The week of Arguello’s passing, Central
America saw its first military coup in decades. The Honduran military
sent that country’s elected president, Manuel Zelaya, packing in his
pajamas. They defied their neighbors and the Organization of American
States by refusing to let him back in the country to finish the last
six months of his term. Zelaya had sought a referendum to change the
constitution and allow him run for a second term, which some feared was
to be the beginning of a populist dynasty.
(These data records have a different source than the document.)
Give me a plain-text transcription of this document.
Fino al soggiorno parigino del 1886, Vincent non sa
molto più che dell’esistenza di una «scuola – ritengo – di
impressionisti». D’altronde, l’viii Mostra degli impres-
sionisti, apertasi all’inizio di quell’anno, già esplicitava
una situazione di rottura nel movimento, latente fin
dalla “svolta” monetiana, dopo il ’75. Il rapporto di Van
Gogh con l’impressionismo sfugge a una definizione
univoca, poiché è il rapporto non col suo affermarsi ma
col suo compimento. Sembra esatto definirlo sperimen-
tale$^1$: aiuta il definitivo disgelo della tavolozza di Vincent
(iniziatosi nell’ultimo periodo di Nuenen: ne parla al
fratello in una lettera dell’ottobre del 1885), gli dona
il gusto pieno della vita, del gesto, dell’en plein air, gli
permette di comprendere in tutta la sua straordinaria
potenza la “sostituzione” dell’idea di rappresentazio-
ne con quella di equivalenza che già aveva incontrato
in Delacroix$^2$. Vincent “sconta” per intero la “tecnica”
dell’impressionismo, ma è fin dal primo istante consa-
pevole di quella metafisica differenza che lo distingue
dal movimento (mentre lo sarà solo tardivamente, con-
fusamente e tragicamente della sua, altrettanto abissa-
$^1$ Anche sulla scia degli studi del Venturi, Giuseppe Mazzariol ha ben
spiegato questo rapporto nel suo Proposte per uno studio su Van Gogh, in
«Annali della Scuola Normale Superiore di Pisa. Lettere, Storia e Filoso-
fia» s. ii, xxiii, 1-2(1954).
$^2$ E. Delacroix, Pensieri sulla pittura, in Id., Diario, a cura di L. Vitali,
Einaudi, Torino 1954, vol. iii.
Just to the south of Honduras, the
remnants of the Sandinistas under Daniel Ortega will this week be
celebrating the 30th anniversary of the overthrow of the dictator
Anastasio Somoza. When the young, victorious Sandinistas rode into
Managua on July 19, 1979, they were greeted as liberators by their
people and seen by many around the world as standard bearers for a new
brand of Third World socialism.



Sandinista leader Daniel Ortega led the
junta that first took charge, then won the Nicaraguan presidency twice,
before being ousted in 1990 in that country’s first-ever peaceful
transfer of power. For those on the left, the Sandinista cadre of
poets, priests, and proletariat revived hopes for a revolution to
benefit Central America’s impoverished workers and farmers. The
Sandinista example revived revolutionary fervor in El Salvador and
Guatemala, which made them more of a threat than Ronald Reagan could
bear.



In one of our more shameful episodes,
the U.S. government poured millions of dollars into creating, arming
and training a guerrilla force of its own, which came to be known as
the contras. One of those contras was Alexis Arguello, a dashing boxer
with a grudge. Arguello had been utilized for propaganda purposes by
Somoza, and when the Sandinistas took over, they confiscated real
estate owned by Arguello, who spent most of the 1980s in exile,
agitating for an end to the Sandinistas.



Later on, a newly elected Ortega made
peace with the boxing great, and Arguello came home. The champ used his
popularity to win the mayor’s race in Managua, although many believed
that Ortega manipulated the results to help him. By the time Arguello
came home, Ortega had lost all connection to his roots in the struggle
to build a more just Nicaragua.



For anyone clinging to illusions about the state of the Sandinistas under Ortega, consider this: In his brief reincarnation as el presidente,
he has banned writings by Sergio Ramirez, his former vice president,
and has had his former minister of culture, Ernesto Cardenal, detained
under house arrest. Both men, former allies and unfailing critics of
U.S. meddling in the region, made a principled break with Ortega over
his authoritarian ways. Ortega, unfazed, appears committed to the same
populist authoritarianism as his compañero, the macho militarist Hugo
Chavez of Venezuela. Hopefully a new generation of democratic leftists
will be able to contain the strongman impulse that for so long has
bedeviled Latin America.



We’ll never know the reasons that drove
Alexis Arguello to take his own life. May he rest in peace. We do know
what killed the best hopes of Sandinismo: Daniel Ortega’s belief that
he alone knew what was best for his countrymen and women.